AYAN MOOSE ARROW.
Most of the Ayan men, and especially the younger members, were armed with bows and arrows, but there was quite a considerable sprinkling of old flintlock Hudson Bay Company muskets among them, which they had procured by trade many years ago when Fort Selkirk flourished, or by intertribal barter, and their cost to these poor savages was almost fabulous. The Company's manner of selling a gun was to set it upright on the floor of the trader's store, and then to pile up furs alongside of it until they reached the muzzle, when the exchange was made, many of the skins being those of the black and silver-gray fox, and their aggregate value being probably three to four hundred dollars. Their bows and arrows were of the stereotyped Indian make, with no distinguishing ornament or peculiarity of construction worthy of notice.
The moose arrows used by this tribe, shown in illustration on this page, have at the point the usual double barb of common arrows, while one side is prolonged for two or three inches into a series of barbs; these latter they claim have the effect of working inward with the motions of the muscles of the animal if it be only wounded. Once wounded in this manner these sleuth-hounds of savages will remain on the trail of a moose for days if need be, until this dreadful weapon has reached a vital point, or so disabled the animal that it easily succumbs to its pursuers. In hunting moose in the summer time, while these animals are swimming across the lakes or broad streams, I was told by one of my interpreters who had often traded among them, and was well acquainted with their habits and customs, that these Ayans (and in fact several tribes below them on the river), do not hesitate to jump on the animals' back in the lake or river, leaving the canoe to look after itself, and dispatch the brute with a hand knife, cutting its throat or stabbing it in the neck as illustrated on page [261]. Of course, a companion in another canoe is needed to assist in getting the carcass ashore, and secure the hunter's canoe. They often attack the moose in their canoes while swimming as described by previous explorers on the lower river, but say that if by any unskillful movement they should only wound the animal it may turn and wreck their vessel, which is too great a loss for them to risk. A flying moose will not turn in the water unless irritated by wounds. The knives they use in hunting are great double-edged ones, with flaring ornamental handles, well illustrated in the upper left hand corner of the picture mentioned. They tell me these knives are of native manufacture, the handles being wrapped with moose leather so as to give the hand a good grip. Altogether, they are most villainous and piratical looking things.

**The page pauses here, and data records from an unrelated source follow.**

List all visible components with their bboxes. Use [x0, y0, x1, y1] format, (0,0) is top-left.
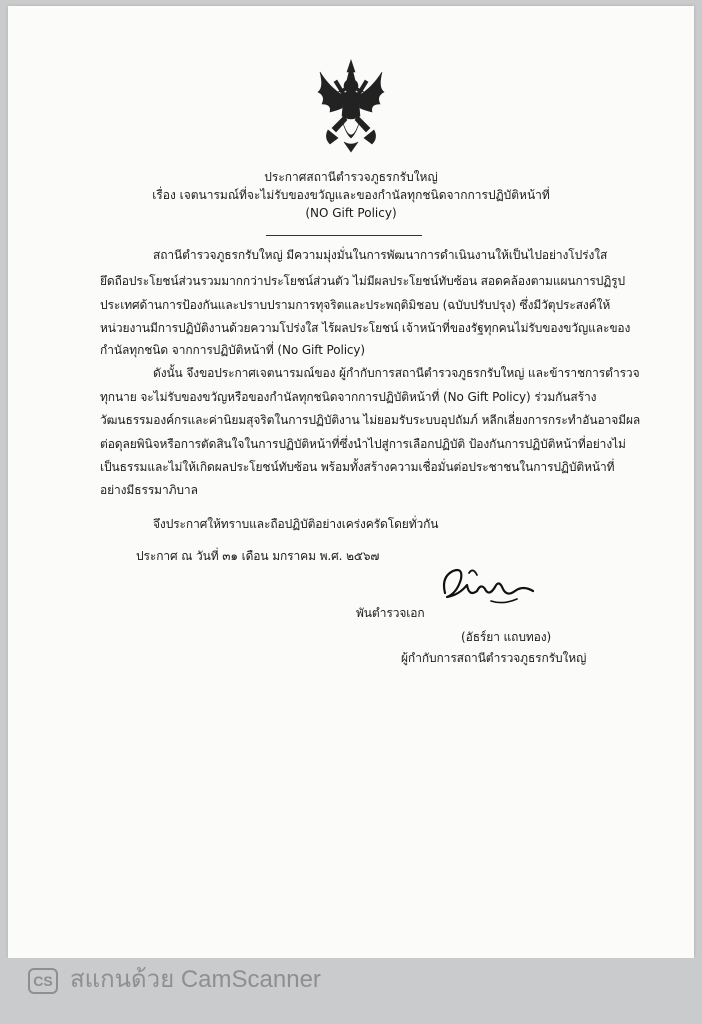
closing-statement: จึงประกาศให้ทราบและถือปฏิบัติอย่างเคร่งครัดโดยทั่วกัน [153, 517, 439, 531]
paragraph-line: ยึดถือประโยชน์ส่วนรวมมากกว่าประโยชน์ส่วนตัว ไม่มีผลประโยชน์ทับซ้อน สอดคล้องตามแผนการปฏิรูป [100, 274, 626, 288]
document-page [8, 6, 694, 958]
camscanner-logo-icon: CS [28, 968, 58, 994]
paragraph-line: ดังนั้น จึงขอประกาศเจตนารมณ์ของ ผู้กำกับการสถานีตำรวจภูธรกรับใหญ่ และข้าราชการตำรวจ [153, 366, 640, 380]
paragraph-line: ต่อดุลยพินิจหรือการตัดสินใจในการปฏิบัติหน้าที่ซึ่งนำไปสู่การเลือกปฏิบัติ ป้องกันการปฏิบัติหน้าที่อย่างไม่ [100, 437, 626, 451]
document-title: ประกาศสถานีตำรวจภูธรกรับใหญ่ [264, 170, 438, 184]
camscanner-watermark-text: สแกนด้วย CamScanner [70, 966, 321, 993]
paragraph-line: ทุกนาย จะไม่รับของขวัญหรือของกำนัลทุกชนิดจากการปฏิบัติหน้าที่ (No Gift Policy) ร่วมกันสร้าง [100, 390, 597, 404]
signatory-rank: พันตำรวจเอก [356, 606, 425, 620]
garuda-emblem-icon [314, 58, 388, 154]
paragraph-line: หน่วยงานมีการปฏิบัติงานด้วยความโปร่งใส ไร้ผลประโยชน์ เจ้าหน้าที่ของรัฐทุกคนไม่รับของขวัญและของ [100, 321, 631, 335]
paragraph-line: ประเทศด้านการป้องกันและปราบปรามการทุจริตและประพฤติมิชอบ (ฉบับปรับปรุง) ซึ่งมีวัตุประสงค์ให้ [100, 298, 611, 312]
title-divider [266, 235, 422, 236]
document-subject: เรื่อง เจตนารมณ์ที่จะไม่รับของขวัญและของกำนัลทุกชนิดจากการปฏิบัติหน้าที่ [152, 188, 550, 202]
paragraph-line: สถานีตำรวจภูธรกรับใหญ่ มีความมุ่งมั่นในการพัฒนาการดำเนินงานให้เป็นไปอย่างโปร่งใส [153, 248, 608, 262]
signatory-name: (อัธร์ยา แถบทอง) [461, 630, 552, 644]
signatory-position: ผู้กำกับการสถานีตำรวจภูธรกรับใหญ่ [401, 651, 587, 665]
paragraph-line: กำนัลทุกชนิด จากการปฏิบัติหน้าที่ (No Gift Policy) [100, 343, 366, 357]
paragraph-line: อย่างมีธรรมาภิบาล [100, 483, 198, 497]
paragraph-line: วัฒนธรรมองค์กรและค่านิยมสุจริตในการปฏิบัติงาน ไม่ยอมรับระบบอุปถัมภ์ หลีกเลี่ยงการกระทำอันอาจมีผล [100, 413, 641, 427]
policy-name: (NO Gift Policy) [305, 206, 397, 220]
date-line: ประกาศ ณ วันที่ ๓๑ เดือน มกราคม พ.ศ. ๒๕๖๗ [136, 549, 380, 563]
paragraph-line: เป็นธรรมและไม่ให้เกิดผลประโยชน์ทับซ้อน พร้อมทั้งสร้างความเชื่อมั่นต่อประชาชนในการปฏิบัติหน้าที่ [100, 460, 615, 474]
handwritten-signature-icon [433, 563, 553, 607]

CROSS-SECTION THROUGH AYAN WINTER TENT.
Only one or two log-cabins were seen anywhere in the Ayan country, and these had the dilapidated air of complete and permanent abandonment, although this whole district of the river is teeming with timber appropriate for such use. Probably the nomadic and restless character of the inhabitants makes it irksome for them to dwell in such permanent abodes, in spite of the great comfort to be derived in their almost Arctic winters from such buildings, if well constructed. The severity of the winter is shown by the moist banks of the river, the appearance of which indicates that they have been frozen some six or eight feet in depth. In winter the Ayans live mostly in tents, but by an ingenious arrangement these ordinarily cold habitations are made reasonably comfortable. This winter tent is shown in cross-section above, I being the interior, and P P the tent poles well covered with moose or caribou skins. A second set of poles, P P, are given a wider spread, inclosing an air space, A S, a foot or two across. These, too, are covered with animal skins, and a thick banking of snow, ss, two or three feet deep is thrown over the outside tent during the coldest weather of winter, making a sort of hybrid between the Eskimo igloo, or snow house, and the Indian skin lodge.
Many of the Ayans were persistent beggars, and next morning, the 16th of July, we got an early start before many of them were about, for as a tribe they did not seem to be very early risers.
Nearly directly opposite the Kah-tung village the perpendicular basaltic bluffs shown in the view at the mouth of the Pelly cease; and from this point on, the hills on both sides of the river were higher and even mountainous in character; "the upper gates of the upper ramparts."
From this point on down through the ramparts small black gnats became annoyingly numerous and pugnacious, while the plague of mosquitoes seemed to abate a little. The mosquito-bars, which were some protection from the latter, were of no use against the former, the little imps sailing right between the meshes without even stopping to crawl through. Veils with the very finest meshes would be needed to repulse their onslaughts, and with these we were not provided.
That day, the 16th, we drifted forty-seven miles, through a most picturesque section of country, our journey being marred only by a number of recurring and disagreeable thunder showers that wet us to the skin.